Isabel Rebollido, a team member and postdoctoral researcher at STScI, is already building complex models of Beta Pictoris. The first model combines existing data about the system, including radio, near-infrared, far-infrared, and visible light from both space- and ground-based observatories. In time, she will add Webb's imagery to run a fuller analysis.

The second model will feature only Webb's data—and will be the first they explore. "Is the light Webb will observe symmetrical?" Rebollido asked. "Or are there 'bumps' of light here and there because there is an accumulation of dust? Webb is far more sensitive than any other space telescope and gives us a chance to look for this evidence, as well as water vapor where we know there's gas."

As a solar system forms, the young disk is initially bright and thick with dust. Within the first 10 million years or so, gaps appear within the disk as planets form and clear out paths. In time, this debris disk thins out as gravitational interactions with planets slowly sweep away the dust. Steady pressure from the starlight and stellar winds also blow out the dust. After approximately 10 million years, only a thin ring remains in the outermost reaches of the system, which is known as a debris disk. Credit: NASA/JPL-Caltech/R. Hurt (SSC/Caltech)

Dust as a decoder ring

Think of the debris disk of Beta Pictoris as a very busy, elliptical highway—except one where there aren't many traffic rules. Collisions between comets and larger rocks can produce fine dust particles that subsequently scatter throughout the system.
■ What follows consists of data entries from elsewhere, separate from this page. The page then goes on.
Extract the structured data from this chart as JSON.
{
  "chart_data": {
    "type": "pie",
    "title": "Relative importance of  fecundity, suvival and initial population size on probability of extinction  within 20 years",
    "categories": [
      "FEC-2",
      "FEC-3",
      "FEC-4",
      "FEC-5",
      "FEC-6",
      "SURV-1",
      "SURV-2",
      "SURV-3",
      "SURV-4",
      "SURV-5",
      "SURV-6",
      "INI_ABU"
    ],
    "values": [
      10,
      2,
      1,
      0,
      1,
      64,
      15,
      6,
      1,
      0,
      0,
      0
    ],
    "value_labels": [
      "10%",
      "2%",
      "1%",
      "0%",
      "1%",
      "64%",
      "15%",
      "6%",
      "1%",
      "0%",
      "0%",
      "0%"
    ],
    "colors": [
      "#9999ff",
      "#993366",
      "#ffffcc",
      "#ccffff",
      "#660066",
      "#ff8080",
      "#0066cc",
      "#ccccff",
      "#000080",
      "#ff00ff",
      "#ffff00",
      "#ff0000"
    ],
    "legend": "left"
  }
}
"After planets, most of the mass in the Beta Pictoris system is thought to be in smaller planetesimals that we can't directly observe," Chen explained. "Fortunately, we can observe the dust left behind when planetesimals collide."
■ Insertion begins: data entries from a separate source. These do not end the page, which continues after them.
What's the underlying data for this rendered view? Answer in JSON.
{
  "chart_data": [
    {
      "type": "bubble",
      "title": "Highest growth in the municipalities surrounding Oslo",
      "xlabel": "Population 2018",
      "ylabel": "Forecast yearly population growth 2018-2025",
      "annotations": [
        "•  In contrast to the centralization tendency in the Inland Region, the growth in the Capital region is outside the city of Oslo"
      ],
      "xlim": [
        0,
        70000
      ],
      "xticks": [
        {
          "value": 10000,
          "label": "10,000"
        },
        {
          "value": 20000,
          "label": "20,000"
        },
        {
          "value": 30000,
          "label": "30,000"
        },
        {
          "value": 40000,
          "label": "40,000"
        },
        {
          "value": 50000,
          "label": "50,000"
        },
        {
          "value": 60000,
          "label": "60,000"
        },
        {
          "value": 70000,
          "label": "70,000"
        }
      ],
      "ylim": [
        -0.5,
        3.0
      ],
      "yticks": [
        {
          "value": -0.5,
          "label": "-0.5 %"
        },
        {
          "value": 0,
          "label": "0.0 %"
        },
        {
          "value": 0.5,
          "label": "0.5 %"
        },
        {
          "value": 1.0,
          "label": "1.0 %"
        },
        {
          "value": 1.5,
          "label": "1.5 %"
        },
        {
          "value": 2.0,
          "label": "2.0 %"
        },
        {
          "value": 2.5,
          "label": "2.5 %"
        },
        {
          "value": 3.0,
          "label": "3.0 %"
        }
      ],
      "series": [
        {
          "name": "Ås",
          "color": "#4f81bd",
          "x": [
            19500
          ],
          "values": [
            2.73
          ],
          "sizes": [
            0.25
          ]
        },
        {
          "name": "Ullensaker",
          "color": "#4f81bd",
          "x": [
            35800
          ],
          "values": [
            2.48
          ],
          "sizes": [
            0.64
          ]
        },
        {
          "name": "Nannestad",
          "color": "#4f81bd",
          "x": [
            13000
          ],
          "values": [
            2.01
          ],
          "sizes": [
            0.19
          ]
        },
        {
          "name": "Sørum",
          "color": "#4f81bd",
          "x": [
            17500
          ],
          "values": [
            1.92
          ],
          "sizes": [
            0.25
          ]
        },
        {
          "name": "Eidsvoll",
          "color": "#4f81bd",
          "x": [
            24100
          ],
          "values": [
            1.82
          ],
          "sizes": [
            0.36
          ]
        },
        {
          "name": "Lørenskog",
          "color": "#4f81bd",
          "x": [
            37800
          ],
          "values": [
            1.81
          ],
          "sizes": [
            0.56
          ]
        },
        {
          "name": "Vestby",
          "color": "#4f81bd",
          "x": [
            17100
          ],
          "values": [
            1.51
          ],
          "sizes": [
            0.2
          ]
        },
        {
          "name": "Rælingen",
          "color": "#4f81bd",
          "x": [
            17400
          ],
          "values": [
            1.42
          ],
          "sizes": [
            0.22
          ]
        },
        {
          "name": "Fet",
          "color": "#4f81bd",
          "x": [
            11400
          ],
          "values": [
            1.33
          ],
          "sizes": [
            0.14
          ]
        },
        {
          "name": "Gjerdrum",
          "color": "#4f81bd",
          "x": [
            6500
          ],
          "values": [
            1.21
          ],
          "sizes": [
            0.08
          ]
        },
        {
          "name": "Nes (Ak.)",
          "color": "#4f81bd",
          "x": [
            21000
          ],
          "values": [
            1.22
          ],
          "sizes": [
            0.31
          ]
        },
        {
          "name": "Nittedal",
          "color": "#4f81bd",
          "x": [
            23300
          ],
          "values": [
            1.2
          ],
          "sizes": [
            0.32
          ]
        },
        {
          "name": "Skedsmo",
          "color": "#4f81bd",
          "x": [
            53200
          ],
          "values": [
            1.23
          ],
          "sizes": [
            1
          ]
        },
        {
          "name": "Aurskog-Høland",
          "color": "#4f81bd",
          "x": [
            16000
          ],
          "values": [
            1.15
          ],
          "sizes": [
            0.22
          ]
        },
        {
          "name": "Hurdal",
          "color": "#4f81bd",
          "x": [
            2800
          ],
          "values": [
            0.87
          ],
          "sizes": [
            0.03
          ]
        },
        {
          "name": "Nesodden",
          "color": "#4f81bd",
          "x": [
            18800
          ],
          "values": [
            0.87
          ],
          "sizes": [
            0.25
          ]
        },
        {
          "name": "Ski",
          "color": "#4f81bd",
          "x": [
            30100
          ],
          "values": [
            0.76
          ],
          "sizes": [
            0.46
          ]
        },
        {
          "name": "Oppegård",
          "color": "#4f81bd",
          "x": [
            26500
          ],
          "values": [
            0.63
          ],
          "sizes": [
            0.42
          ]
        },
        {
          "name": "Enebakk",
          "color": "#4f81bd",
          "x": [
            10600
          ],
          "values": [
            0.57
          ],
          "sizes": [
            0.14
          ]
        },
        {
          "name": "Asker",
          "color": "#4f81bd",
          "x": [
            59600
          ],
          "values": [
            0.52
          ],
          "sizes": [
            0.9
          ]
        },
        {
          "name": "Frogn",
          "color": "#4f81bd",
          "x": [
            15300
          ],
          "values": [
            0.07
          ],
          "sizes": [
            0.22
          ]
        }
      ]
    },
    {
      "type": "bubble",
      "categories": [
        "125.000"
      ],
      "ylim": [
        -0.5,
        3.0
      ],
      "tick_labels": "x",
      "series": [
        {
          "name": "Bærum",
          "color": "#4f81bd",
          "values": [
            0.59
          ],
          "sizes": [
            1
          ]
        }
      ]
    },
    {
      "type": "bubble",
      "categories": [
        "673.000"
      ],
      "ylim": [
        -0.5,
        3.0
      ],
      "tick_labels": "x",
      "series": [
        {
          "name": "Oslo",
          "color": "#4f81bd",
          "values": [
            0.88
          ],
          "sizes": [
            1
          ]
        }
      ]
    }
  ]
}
This dust is where Chen's team will focus its research. What do the smallest dust grains look like? Are they compact or fluffy? What are they made of?

"We'll analyze Webb's spectra to map the locations of dust and gas—and figure out what their detailed compositions are," Chen explained. "Dust grains are 'fingerprints' of planetesimals we can't see directly and can tell us about what these planetesimals are made of and how they formed." For example, are the planetesimals ice-rich like comets in our solar system? Are there signs of high-speed collisions between rocky planetesimals? Clearly analyzing if grains in one region are more solid or fluffy than another will help the researchers understand what is happening to the dust, and map out the subtle differences in the dust in each region.
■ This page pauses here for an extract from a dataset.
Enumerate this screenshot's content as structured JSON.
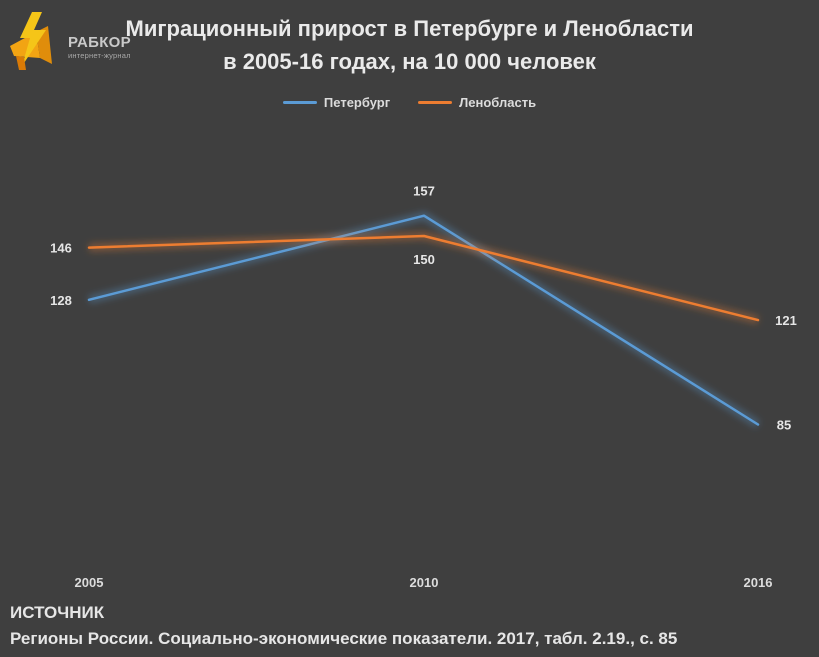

"I'm looking forward to analyzing Webb's data since it will provide exquisite detail," added Cicero X. Lu, a team member and a fourth-year Ph.D. student at Johns Hopkins University in Baltimore. "Webb will allow us to identify more elements and pinpoint their precise structures."

In particular, there's a cloud of carbon monoxide at the edge of the disk that greatly interests these researchers. It's asymmetric and has an irregular, blobby side. One theory is that collisions released dust and gas from larger, icy bodies to form this cloud. Webb's spectra will help them build scenarios that explain its origin.

The reach of infrared

These research programs are only possible because Webb has been designed to provide crisp, high-resolution detail in . The observatory specializes in collecting infrared light—which travels through gas and dust—both with images and spectra. Webb also has another advantage—its position in space. Webb will not be hindered by Earth's atmosphere, which filters out some types of light, including several infrared wavelength bands. This observatory will allow researchers to gather a more complete range of infrared light and data about Beta Pictoris for the first time.

These studies will be conducted as part of Webb Guaranteed Time Observations (GTO) and General Observers (GO) programs. The GTO programs are led by scientists who helped develop the key hardware and software components or technical and inter-disciplinary knowledge for the observatory. GO programs are competitively selected using a dual-anonymous review system, the same system that is used to allocate time on the Hubble Space Telescope.